There are about a thousand homeless Dnipro residents after the deadly January 14 missile strike on a Dnipro apartment building. This is a good time to make donations to the help point.
The Dnipro community Help Point. Third from the left is Natalya, the volunteer head of the effort, which is a neighborhood group with no government or NGO affiliation, sponsorship or funding. Natalya has been the head volunteer since it started immediately after the russian February 24 attack.
• These three recommendations are from a trusted source, Larissa Babij. They are her three favorite organizations. Larissa is the author of the A Kind of Refugee Substack. She is an American-Ukrainian living in Ukraine since 2005 who, after Feb 24, chose to remain in Ukraine to do what she can there.
Hero of Ukraine — building drones specially designed for Ukraine’s defense.
Community Self-Help — supporting the recovery and reintegration of veterans into civilian life (among other things).
Ukrainian Patriot — providing a variety of humanitarian aid to people and communities living in areas battered by the war.
• You can send money to me if any of the above are difficult to navigate and I will forward it. You can send via Paypal, Venmo, or if those don’t work for you, message or email me (put “Ukraine” in the subject line) and we’ll figure something out.
Also I can forward funds to my Ukrainian contacts who need it. Some are in Ukraine, some are refugees. The refugees I know happen to be in Germany.
Though refugees in Germany have basic care and potentially great opportunities, some are living on a shoestring in one of the most expensive countries on the planet while they wait for the bureaucratic process to move. They also have relatives back in Ukraine some of whom are are unemployed, underemployed or displaced.
Clearly there is a need, anything you can do will be helpful. Western money goes a long way, little is big. $20 buys a week’s worth of groceries. $8 buys a month of mobile phone service including unlimited streaming - much needed when four-hour power outages are a daily, sometimes twice-daily fact of life.
I’m still teaching English to Ukrainians, and it is rare for my students to have electricity. Usually, they log on via their phones and sit by candle or torchlight. Ukrainians are determined. Help them win if you can.
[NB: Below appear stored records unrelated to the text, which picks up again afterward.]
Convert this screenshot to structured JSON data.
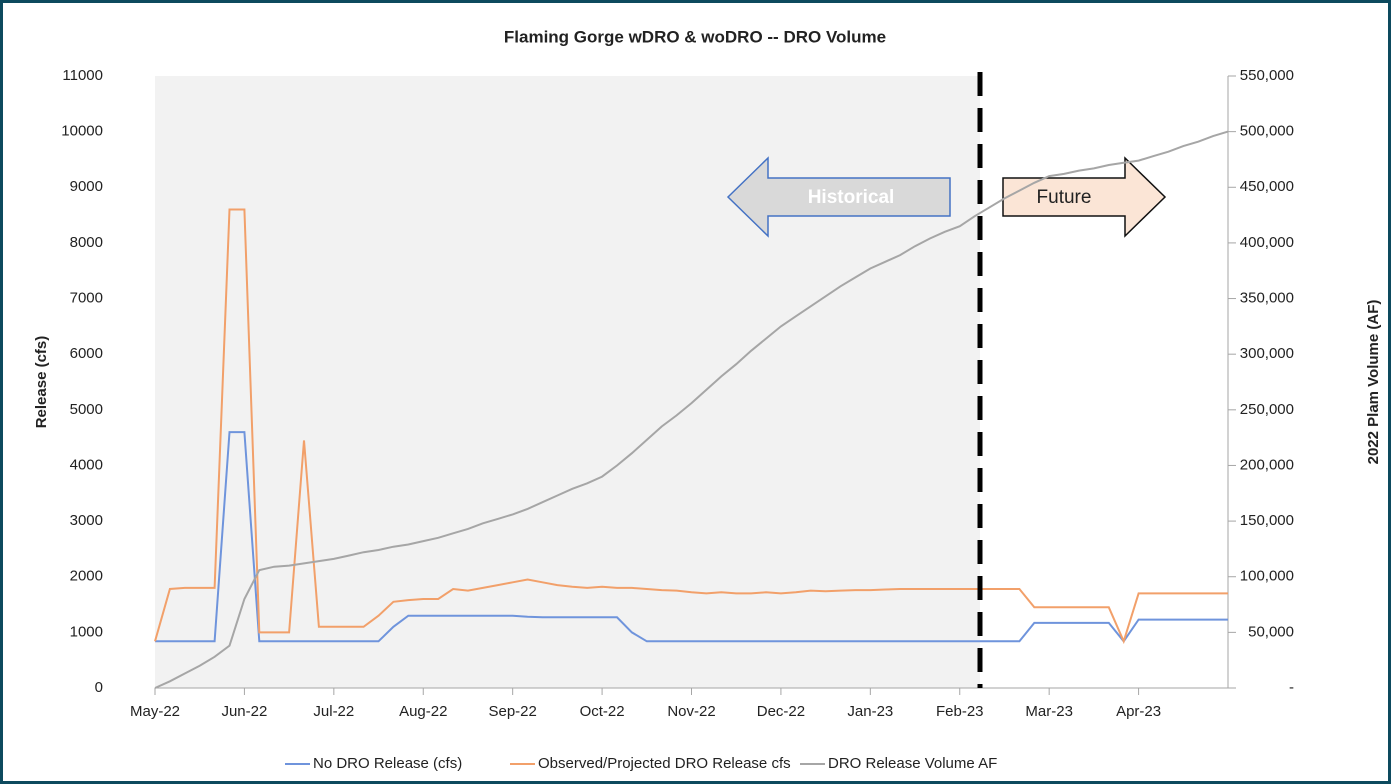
{
  "chart_data": {
    "type": "line",
    "title": "Flaming Gorge wDRO & woDRO -- DRO Volume",
    "y_label": "Release (cfs)",
    "y2_label": "2022 Plam Volume (AF)",
    "annotations": [
      "Historical",
      "Future"
    ],
    "legend": "bottom",
    "categories": [
      "May-22",
      null,
      null,
      null,
      null,
      null,
      "Jun-22",
      null,
      null,
      null,
      null,
      null,
      "Jul-22",
      null,
      null,
      null,
      null,
      null,
      "Aug-22",
      null,
      null,
      null,
      null,
      null,
      "Sep-22",
      null,
      null,
      null,
      null,
      null,
      "Oct-22",
      null,
      null,
      null,
      null,
      null,
      "Nov-22",
      null,
      null,
      null,
      null,
      null,
      "Dec-22",
      null,
      null,
      null,
      null,
      null,
      "Jan-23",
      null,
      null,
      null,
      null,
      null,
      "Feb-23",
      null,
      null,
      null,
      null,
      null,
      "Mar-23",
      null,
      null,
      null,
      null,
      null,
      "Apr-23",
      null,
      null,
      null,
      null,
      null,
      null
    ],
    "series": [
      {
        "name": "No DRO Release (cfs)",
        "color": "#6f94dc",
        "values": [
          840,
          840,
          840,
          840,
          840,
          4600,
          4600,
          840,
          840,
          840,
          840,
          840,
          840,
          840,
          840,
          840,
          1100,
          1300,
          1300,
          1300,
          1300,
          1300,
          1300,
          1300,
          1300,
          1280,
          1270,
          1270,
          1270,
          1270,
          1270,
          1270,
          1000,
          840,
          840,
          840,
          840,
          840,
          840,
          840,
          840,
          840,
          840,
          840,
          840,
          840,
          840,
          840,
          840,
          840,
          840,
          840,
          840,
          840,
          840,
          840,
          840,
          840,
          840,
          1170,
          1170,
          1170,
          1170,
          1170,
          1170,
          840,
          1230,
          1230,
          1230,
          1230,
          1230,
          1230,
          1230
        ]
      },
      {
        "name": "Observed/Projected DRO Release cfs",
        "color": "#f2a06a",
        "values": [
          840,
          1780,
          1800,
          1800,
          1800,
          8600,
          8600,
          1000,
          1000,
          1000,
          4450,
          1100,
          1100,
          1100,
          1100,
          1300,
          1550,
          1580,
          1600,
          1600,
          1780,
          1750,
          1800,
          1850,
          1900,
          1950,
          1900,
          1850,
          1820,
          1800,
          1820,
          1800,
          1800,
          1780,
          1760,
          1750,
          1720,
          1700,
          1720,
          1700,
          1700,
          1720,
          1700,
          1720,
          1750,
          1740,
          1750,
          1760,
          1760,
          1770,
          1780,
          1780,
          1780,
          1780,
          1780,
          1780,
          1780,
          1780,
          1780,
          1450,
          1450,
          1450,
          1450,
          1450,
          1450,
          840,
          1700,
          1700,
          1700,
          1700,
          1700,
          1700,
          1700
        ]
      },
      {
        "name": "DRO Release Volume AF",
        "color": "#a6a6a6",
        "axis": "y2",
        "values": [
          0,
          6000,
          13000,
          20000,
          28000,
          38000,
          80000,
          106000,
          109000,
          110000,
          112000,
          114000,
          116000,
          119000,
          122000,
          124000,
          127000,
          129000,
          132000,
          135000,
          139000,
          143000,
          148000,
          152000,
          156000,
          161000,
          167000,
          173000,
          179000,
          184000,
          190000,
          200000,
          211000,
          223000,
          235000,
          245000,
          256000,
          268000,
          280000,
          291000,
          303000,
          314000,
          325000,
          334000,
          343000,
          352000,
          361000,
          369000,
          377000,
          383000,
          389000,
          397000,
          404000,
          410000,
          415000,
          424000,
          432000,
          440000,
          447000,
          454000,
          460000,
          462000,
          465000,
          467000,
          470000,
          472000,
          474000,
          478000,
          482000,
          487000,
          491000,
          496000,
          500000
        ]
      }
    ],
    "ylim": [
      0,
      11000
    ],
    "yticks": [
      0,
      1000,
      2000,
      3000,
      4000,
      5000,
      6000,
      7000,
      8000,
      9000,
      10000,
      11000
    ],
    "y2lim": [
      0,
      550000
    ],
    "y2ticks": [
      {
        "value": 0,
        "label": "-"
      },
      {
        "value": 50000,
        "label": "50,000"
      },
      {
        "value": 100000,
        "label": "100,000"
      },
      {
        "value": 150000,
        "label": "150,000"
      },
      {
        "value": 200000,
        "label": "200,000"
      },
      {
        "value": 250000,
        "label": "250,000"
      },
      {
        "value": 300000,
        "label": "300,000"
      },
      {
        "value": 350000,
        "label": "350,000"
      },
      {
        "value": 400000,
        "label": "400,000"
      },
      {
        "value": 450000,
        "label": "450,000"
      },
      {
        "value": 500000,
        "label": "500,000"
      },
      {
        "value": 550000,
        "label": "550,000"
      }
    ]
  }
}
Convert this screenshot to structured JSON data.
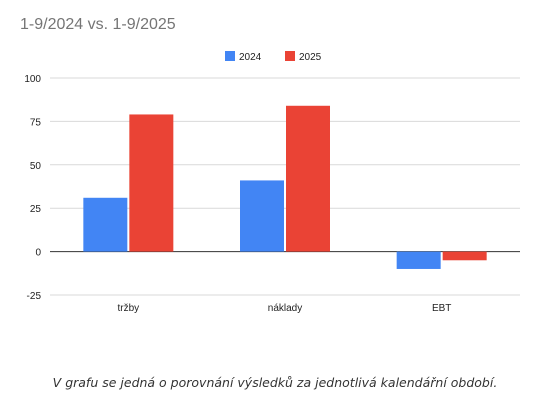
{
  "chart_data": {
    "type": "bar",
    "title": "1-9/2024 vs. 1-9/2025",
    "categories": [
      "tržby",
      "náklady",
      "EBT"
    ],
    "series": [
      {
        "name": "2024",
        "color": "#4285f4",
        "values": [
          31,
          41,
          -10
        ]
      },
      {
        "name": "2025",
        "color": "#ea4335",
        "values": [
          79,
          84,
          -5
        ]
      }
    ],
    "ylim": [
      -25,
      100
    ],
    "yticks": [
      100,
      75,
      50,
      25,
      0,
      -25
    ],
    "grid": true,
    "legend_position": "top-center",
    "xlabel": "",
    "ylabel": ""
  },
  "caption": "V grafu se jedná o porovnání výsledků za jednotlivá kalendářní období."
}
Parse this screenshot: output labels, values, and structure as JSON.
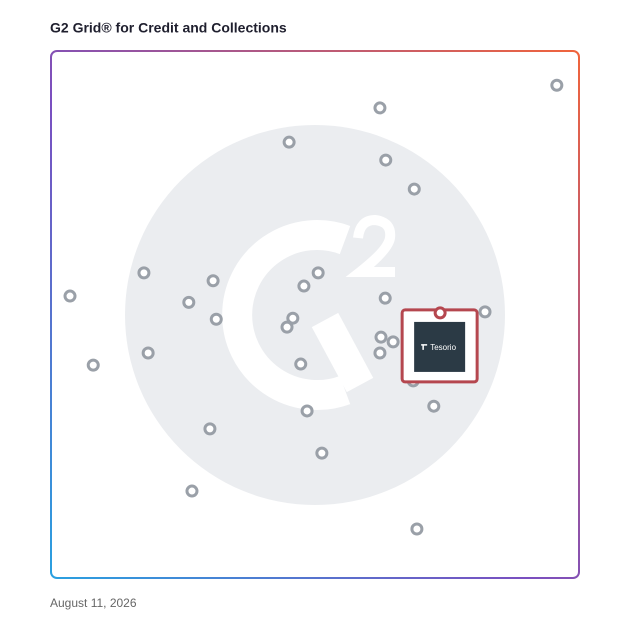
{
  "chart_data": {
    "type": "scatter",
    "title": "G2 Grid® for Credit and Collections",
    "date": "August 11, 2026",
    "xlim": [
      0,
      100
    ],
    "ylim": [
      0,
      100
    ],
    "x": [
      95.8,
      62.3,
      45.1,
      63.4,
      68.8,
      17.6,
      50.6,
      30.7,
      47.9,
      3.6,
      26.1,
      63.3,
      82.2,
      31.3,
      45.8,
      44.7,
      62.5,
      64.8,
      62.3,
      18.4,
      8.0,
      47.3,
      68.6,
      72.5,
      48.5,
      30.1,
      51.3,
      26.7,
      69.3
    ],
    "y": [
      93.5,
      89.2,
      82.7,
      79.3,
      73.8,
      57.9,
      57.9,
      56.4,
      55.4,
      53.5,
      52.3,
      53.1,
      50.5,
      49.1,
      49.3,
      47.6,
      45.7,
      44.8,
      42.7,
      42.7,
      40.4,
      40.6,
      37.4,
      32.6,
      31.7,
      28.3,
      23.7,
      16.5,
      9.3
    ],
    "color": "#9aa0a8",
    "highlight": {
      "name": "Tesorio",
      "x": 73.7,
      "y": 50.3,
      "color": "#b5474f"
    }
  }
}
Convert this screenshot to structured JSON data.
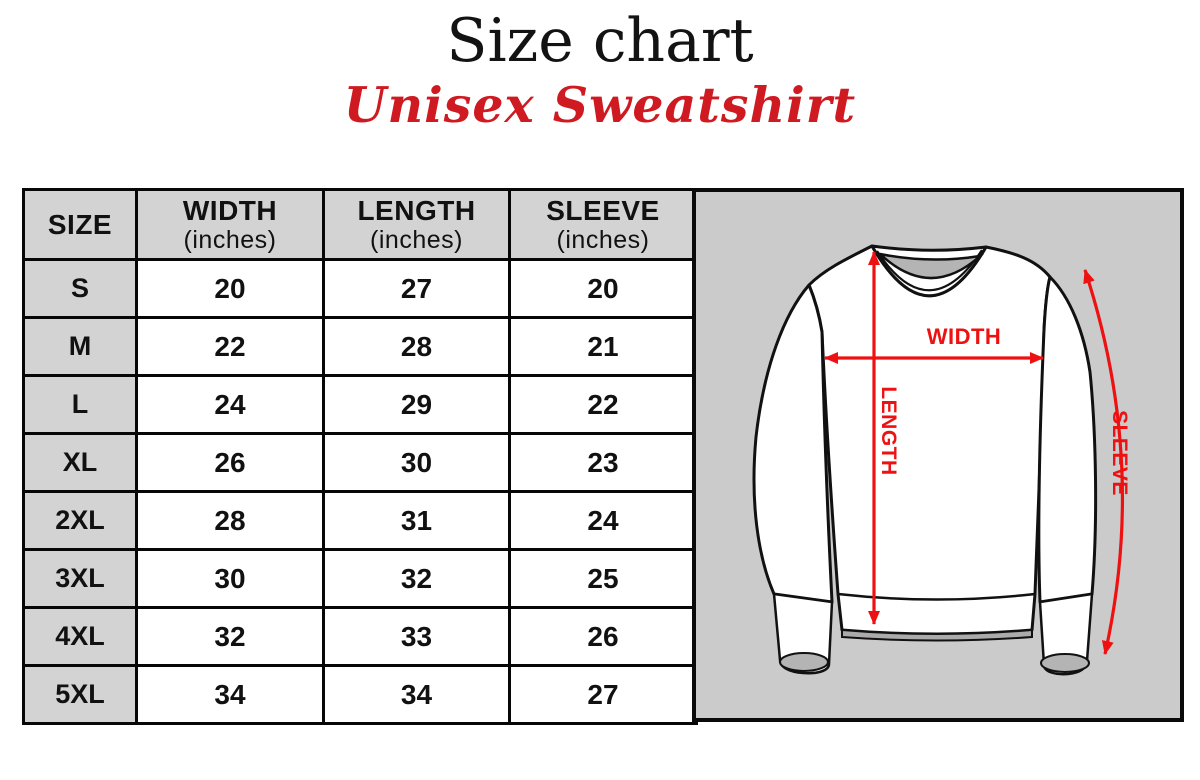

“Help point, пункт допомоги, is pronounced “punkt do-po-mochiy”, “punkt” meaning “point.” I first heard “punkt,” with the same meaning in Germany as I bounced about Europe following the February 24 attack. When I later encountered it as пункт in Ukraine, I assumed Ukrainian got it from German, but no, it has Latin roots and is a cousin of the English word “punctuation.” “Punkt” meaning “point” is also found in Polish and Scandinavian languages. It is, according to a couple of etymology sites, from medieval Latin punctuationem, "a marking with points in writing," or punctuat, “brought to a point.” This is one of many Ukrainian words that I’ve realized has Latin or Greek roots. How they got there, whether directly from the classical languages or via French, Italian, Spanish or English, I don’t know.